Este tipo de pesca era um trabalho duro e perigoso. Os pescadores tinham de enfrentar o vento e a ondulação em alto mar, o perigo de embaterem num icebergue e o nevoeiro frequente. Muitos não conseguiam regressar para o bacalhoeiro e morriam em alto mar. A transição para a pesca de arrastão com barcos modernos foi tardia e lenta, o que eventualmente ditou a morte deste sector.

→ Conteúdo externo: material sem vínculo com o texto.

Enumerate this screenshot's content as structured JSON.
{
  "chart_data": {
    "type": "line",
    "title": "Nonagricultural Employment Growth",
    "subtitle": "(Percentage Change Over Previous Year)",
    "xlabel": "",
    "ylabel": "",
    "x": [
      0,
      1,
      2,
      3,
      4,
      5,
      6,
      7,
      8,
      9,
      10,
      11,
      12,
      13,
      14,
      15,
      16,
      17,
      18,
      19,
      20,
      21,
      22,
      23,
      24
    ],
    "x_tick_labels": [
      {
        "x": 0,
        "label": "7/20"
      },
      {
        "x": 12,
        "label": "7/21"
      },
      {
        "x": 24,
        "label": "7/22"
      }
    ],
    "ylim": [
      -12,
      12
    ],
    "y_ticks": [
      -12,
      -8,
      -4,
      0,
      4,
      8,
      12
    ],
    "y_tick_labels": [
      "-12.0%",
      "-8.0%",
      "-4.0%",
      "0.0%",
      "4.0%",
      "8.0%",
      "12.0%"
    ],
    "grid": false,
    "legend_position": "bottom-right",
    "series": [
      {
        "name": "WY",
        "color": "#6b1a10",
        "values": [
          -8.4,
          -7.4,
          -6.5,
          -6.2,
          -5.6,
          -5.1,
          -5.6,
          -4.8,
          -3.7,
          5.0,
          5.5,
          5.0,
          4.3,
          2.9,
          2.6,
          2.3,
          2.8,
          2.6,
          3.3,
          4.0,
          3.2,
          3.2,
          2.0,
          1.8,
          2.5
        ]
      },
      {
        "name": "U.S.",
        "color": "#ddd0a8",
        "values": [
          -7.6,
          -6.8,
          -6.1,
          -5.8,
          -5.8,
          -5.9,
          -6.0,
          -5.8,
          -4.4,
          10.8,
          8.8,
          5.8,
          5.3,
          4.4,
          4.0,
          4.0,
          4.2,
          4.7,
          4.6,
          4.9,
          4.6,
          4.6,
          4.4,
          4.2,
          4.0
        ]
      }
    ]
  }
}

Durante a Segunda Guerra Mundial, Portugal manteve a sua atividade piscatória. Ao fazer a travessia do oceano Atlântico, os bacalhoeiros Maria de Gloria e Delães foram afundados por submarinos nazis. Um acordo com os Aliados viria a determinar que os navios bacalhoeiros portugueses deveriam ser pintados de branco para assinalar a neutralidade portuguesa no confronto de forma a circularem no Atlântico em segurança, ficando assim conhecidos como a “Frota Branca”.

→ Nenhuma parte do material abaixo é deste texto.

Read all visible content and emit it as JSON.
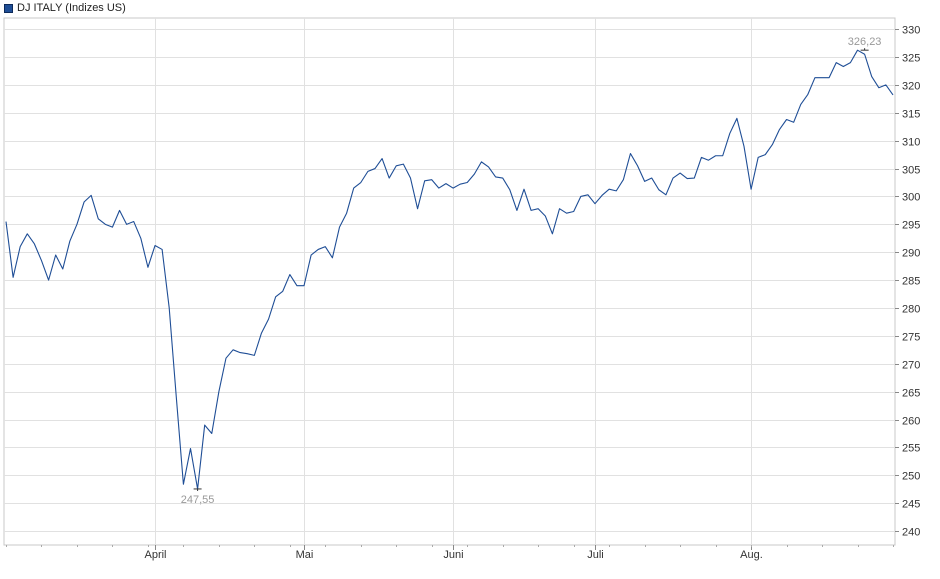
{
  "legend": {
    "label": "DJ ITALY (Indizes US)",
    "color": "#1f4e96"
  },
  "chart_data": {
    "type": "line",
    "title": "",
    "xlabel": "",
    "ylabel": "",
    "ylim": [
      237.5,
      332
    ],
    "yticks": [
      240,
      245,
      250,
      255,
      260,
      265,
      270,
      275,
      280,
      285,
      290,
      295,
      300,
      305,
      310,
      315,
      320,
      325,
      330
    ],
    "x_tick_labels": [
      {
        "label": "April",
        "index": 21
      },
      {
        "label": "Mai",
        "index": 42
      },
      {
        "label": "Juni",
        "index": 63
      },
      {
        "label": "Juli",
        "index": 83
      },
      {
        "label": "Aug.",
        "index": 105
      }
    ],
    "grid": true,
    "line_color": "#1f4e96",
    "annotations": [
      {
        "text": "326,23",
        "index": 121,
        "value": 326.23,
        "position": "above"
      },
      {
        "text": "247,55",
        "index": 27,
        "value": 247.55,
        "position": "below"
      }
    ],
    "series": [
      {
        "values": [
          295.5,
          285.5,
          291,
          293.3,
          291.5,
          288.5,
          285,
          289.5,
          287,
          292,
          295,
          299,
          300.2,
          296,
          295,
          294.5,
          297.5,
          295,
          295.5,
          292.5,
          287.3,
          291.2,
          290.5,
          280,
          264,
          248.4,
          254.8,
          247.55,
          259,
          257.5,
          265,
          271,
          272.5,
          272,
          271.8,
          271.5,
          275.5,
          278,
          282,
          283,
          286,
          284,
          284,
          289.5,
          290.5,
          291,
          289,
          294.5,
          297,
          301.5,
          302.5,
          304.5,
          305,
          306.8,
          303.3,
          305.5,
          305.8,
          303.3,
          297.8,
          302.8,
          303,
          301.5,
          302.3,
          301.5,
          302.2,
          302.5,
          304,
          306.2,
          305.3,
          303.5,
          303.3,
          301.2,
          297.5,
          301.3,
          297.5,
          297.8,
          296.5,
          293.3,
          297.8,
          297,
          297.3,
          300,
          300.3,
          298.7,
          300.2,
          301.3,
          301,
          303,
          307.7,
          305.5,
          302.7,
          303.3,
          301.2,
          300.3,
          303.3,
          304.2,
          303.2,
          303.3,
          307,
          306.5,
          307.3,
          307.3,
          311.3,
          314,
          309,
          301.3,
          307,
          307.5,
          309.3,
          312,
          313.8,
          313.3,
          316.5,
          318.3,
          321.3,
          321.3,
          321.3,
          324,
          323.3,
          324,
          326.23,
          325.5,
          321.5,
          319.5,
          320,
          318.2
        ]
      }
    ]
  }
}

O “Creoula”, lançado ao Tejo a 10 de Maio de 1937, foi utilizado entre esse ano e 1973 nas campanhas de pesca do bacalhau ao largo da Terra Nova e Gronelândia com um histórico de navegações que equivale a mais de vinte voltas ao mundo. Atualmente navio de instrução da Marinha Portuguesa é, juntamente com outros três lugres ex-bacalhoeiros - o "Santa Maria Manuela", o "Argus" e o "Gazela" - um dos últimos sobreviventes desta frota.

Após o conflito, a pesca do bacalhau torna-se um emblema do sistema corporativo e em 1957 Portugal é já o primeiro produtor mundial de bacalhau salgado seco, e o nível de substituição das importações aproxima-se dos 80%. Por esta altura, o trigo e o bacalhau eram os produtos que mais pesavam na estrutura alimentar e na balança comercial do país. 

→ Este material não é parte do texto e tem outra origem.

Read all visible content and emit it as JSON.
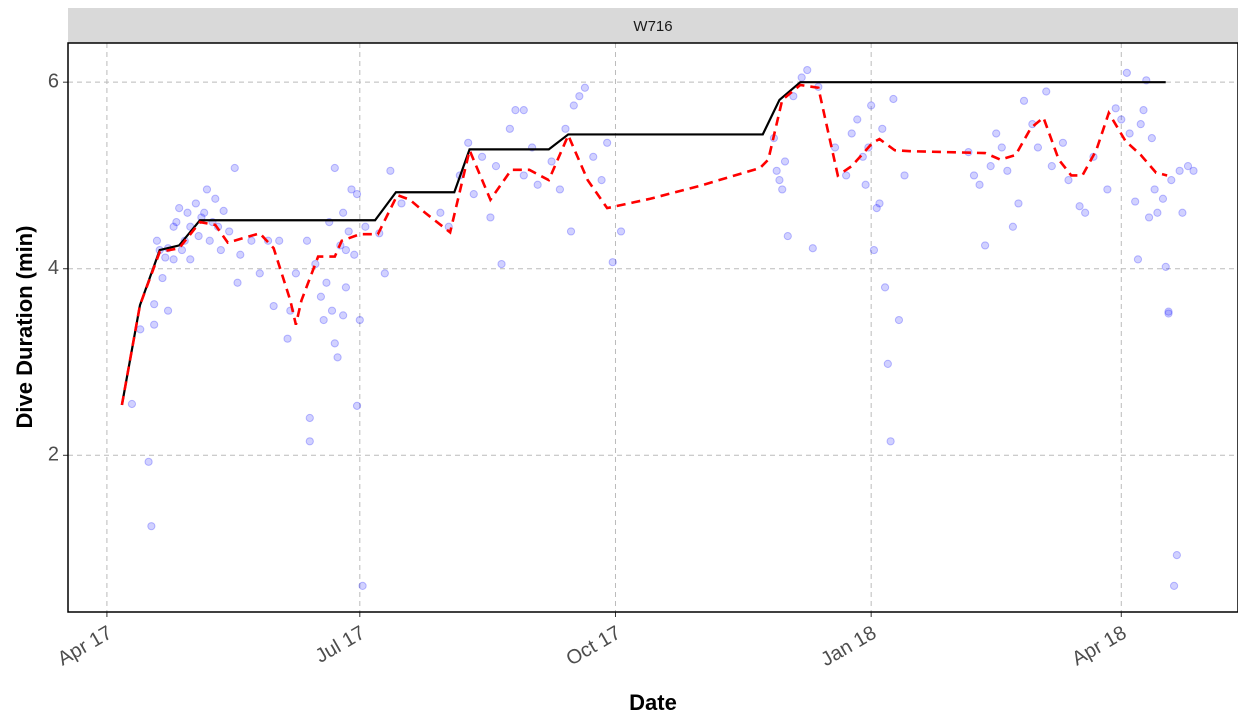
{
  "chart_data": {
    "type": "line",
    "facet": "W716",
    "x_label": "Date",
    "y_label": "Dive Duration (min)",
    "xlim": [
      -14,
      407
    ],
    "ylim": [
      0.32,
      6.42
    ],
    "xticks": [
      {
        "value": 0,
        "label": "Apr 17"
      },
      {
        "value": 91,
        "label": "Jul 17"
      },
      {
        "value": 183,
        "label": "Oct 17"
      },
      {
        "value": 275,
        "label": "Jan 18"
      },
      {
        "value": 365,
        "label": "Apr 18"
      }
    ],
    "yticks": [
      2,
      4,
      6
    ],
    "grid": true,
    "series": [
      {
        "type": "scatter",
        "color": "#0000ff",
        "x": [
          9,
          12,
          15,
          16,
          17,
          17,
          18,
          19,
          20,
          21,
          22,
          22,
          24,
          24,
          25,
          26,
          27,
          28,
          29,
          30,
          30,
          32,
          33,
          34,
          35,
          36,
          37,
          38,
          39,
          40,
          41,
          42,
          44,
          46,
          47,
          48,
          52,
          55,
          58,
          60,
          62,
          65,
          66,
          68,
          72,
          73,
          73,
          75,
          77,
          78,
          79,
          80,
          81,
          82,
          82,
          83,
          84,
          85,
          85,
          86,
          86,
          87,
          88,
          89,
          90,
          90,
          91,
          92,
          93,
          98,
          100,
          102,
          106,
          120,
          123,
          127,
          130,
          132,
          135,
          138,
          140,
          142,
          145,
          147,
          150,
          150,
          153,
          155,
          160,
          163,
          165,
          167,
          168,
          170,
          172,
          175,
          178,
          180,
          182,
          185,
          240,
          241,
          242,
          243,
          244,
          245,
          247,
          250,
          252,
          254,
          256,
          262,
          266,
          268,
          270,
          272,
          273,
          274,
          275,
          276,
          277,
          278,
          279,
          280,
          281,
          282,
          283,
          285,
          287,
          310,
          312,
          314,
          316,
          318,
          320,
          322,
          324,
          326,
          328,
          330,
          333,
          335,
          338,
          340,
          344,
          346,
          350,
          352,
          355,
          360,
          363,
          365,
          367,
          368,
          370,
          371,
          372,
          373,
          374,
          375,
          376,
          377,
          378,
          380,
          381,
          382,
          382,
          383,
          384,
          385,
          386,
          387,
          389,
          391
        ],
        "values": [
          2.55,
          3.35,
          1.93,
          1.24,
          3.4,
          3.62,
          4.3,
          4.2,
          3.9,
          4.12,
          4.22,
          3.55,
          4.45,
          4.1,
          4.5,
          4.65,
          4.2,
          4.3,
          4.6,
          4.1,
          4.45,
          4.7,
          4.35,
          4.55,
          4.6,
          4.85,
          4.3,
          4.5,
          4.75,
          4.45,
          4.2,
          4.62,
          4.4,
          5.08,
          3.85,
          4.15,
          4.3,
          3.95,
          4.3,
          3.6,
          4.3,
          3.25,
          3.55,
          3.95,
          4.3,
          2.4,
          2.15,
          4.05,
          3.7,
          3.45,
          3.85,
          4.5,
          3.55,
          5.08,
          3.2,
          3.05,
          4.25,
          3.5,
          4.6,
          3.8,
          4.2,
          4.4,
          4.85,
          4.15,
          2.53,
          4.8,
          3.45,
          0.6,
          4.45,
          4.38,
          3.95,
          5.05,
          4.7,
          4.6,
          4.45,
          5.0,
          5.35,
          4.8,
          5.2,
          4.55,
          5.1,
          4.05,
          5.5,
          5.7,
          5.7,
          5.0,
          5.3,
          4.9,
          5.15,
          4.85,
          5.5,
          4.4,
          5.75,
          5.85,
          5.94,
          5.2,
          4.95,
          5.35,
          4.07,
          4.4,
          5.4,
          5.05,
          4.95,
          4.85,
          5.15,
          4.35,
          5.85,
          6.05,
          6.13,
          4.22,
          5.95,
          5.3,
          5.0,
          5.45,
          5.6,
          5.2,
          4.9,
          5.3,
          5.75,
          4.2,
          4.65,
          4.7,
          5.5,
          3.8,
          2.98,
          2.15,
          5.82,
          3.45,
          5.0,
          5.25,
          5.0,
          4.9,
          4.25,
          5.1,
          5.45,
          5.3,
          5.05,
          4.45,
          4.7,
          5.8,
          5.55,
          5.3,
          5.9,
          5.1,
          5.35,
          4.95,
          4.67,
          4.6,
          5.2,
          4.85,
          5.72,
          5.6,
          6.1,
          5.45,
          4.72,
          4.1,
          5.55,
          5.7,
          6.02,
          4.55,
          5.4,
          4.85,
          4.6,
          4.75,
          4.02,
          3.54,
          3.52,
          4.95,
          0.6,
          0.93,
          5.05,
          4.6,
          5.1,
          5.05
        ]
      },
      {
        "type": "line",
        "color": "#000000",
        "dash": false,
        "x": [
          5.4,
          11.9,
          19,
          26,
          33.5,
          96.5,
          104,
          125,
          130.5,
          159,
          166,
          236,
          242,
          249.5,
          381
        ],
        "values": [
          2.54,
          3.61,
          4.2,
          4.25,
          4.52,
          4.52,
          4.82,
          4.82,
          5.28,
          5.28,
          5.44,
          5.44,
          5.81,
          6.0,
          6.0
        ]
      },
      {
        "type": "line",
        "color": "#ff0000",
        "dash": true,
        "x": [
          5.4,
          11.9,
          19,
          26,
          33.5,
          39,
          43.5,
          55,
          60,
          66,
          68,
          70,
          76,
          82,
          84.5,
          91,
          97.5,
          104.5,
          109,
          114.5,
          123.5,
          130.5,
          138,
          145.5,
          152,
          159,
          166,
          173,
          180,
          195.5,
          213.5,
          235,
          238,
          243,
          249.5,
          256,
          263,
          268,
          275.5,
          278,
          283.5,
          289,
          316,
          321.5,
          327,
          332.5,
          337,
          342.5,
          347,
          351,
          356,
          360.5,
          366.5,
          372,
          377.5,
          381.5
        ],
        "values": [
          2.54,
          3.61,
          4.18,
          4.22,
          4.5,
          4.47,
          4.28,
          4.38,
          4.22,
          3.66,
          3.4,
          3.66,
          4.13,
          4.13,
          4.3,
          4.37,
          4.37,
          4.79,
          4.74,
          4.6,
          4.39,
          5.27,
          4.74,
          5.06,
          5.06,
          4.95,
          5.43,
          4.95,
          4.65,
          4.75,
          4.89,
          5.08,
          5.17,
          5.81,
          5.97,
          5.94,
          5.0,
          5.1,
          5.35,
          5.39,
          5.27,
          5.26,
          5.24,
          5.17,
          5.22,
          5.51,
          5.62,
          5.17,
          5.0,
          5.0,
          5.27,
          5.67,
          5.37,
          5.22,
          5.03,
          5.0
        ]
      }
    ]
  }
}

Historicamente, o processo de cura do bacalhau começava nos bacalhoeiros, onde era imediatamente salgado. Ao chegar a terra, o peixe era lavado para remover todo o sal e secado para desidratar. A secagem do bacalhau era feita ao ar livre no Algarve, Margem Sul do Tejo, Setúbal, Figueira da Foz, Aveiro e Viana do Castelo. Era, geralmente, um trabalho feito por mulheres.

Com uma área de 360 hectares, as Salinas do Samouco em Alcochete foram, entre as décadas de 1930 e 1970, o principal centro salineiro da região de Lisboa. Daqui saía o sal em barcos para a salga do bacalhau, na distante Terra Nova, ou para os armazéns, no Cais do Sodré, para ser consumido na capital.

A Sociedade Nacional de Armadores de Bacalhau, uma das três fábricas de secagem e preparação de bacalhau que existiam em Alcochete e da qual resta hoje apenas o edifício, situava-se à entrada deste complexo.

1974 dita o último ano em que uma frota de bacalhoeiros partiu para a Terra Nova, o que coincide com a queda da ditadura em Portugal.

No entanto, hoje em dia continuamos a adorar bacalhau e diz-se que conhecemos 1001 maneiras diferentes de o cozinhar. Atualmente, 70% do bacalhau chega-nos da Noruega e os portugueses são responsáveis pelo consumo de 20% da captura mundial, à luz do consumo sustentável, das alterações climáticas e da sua versatilidade gastronómica.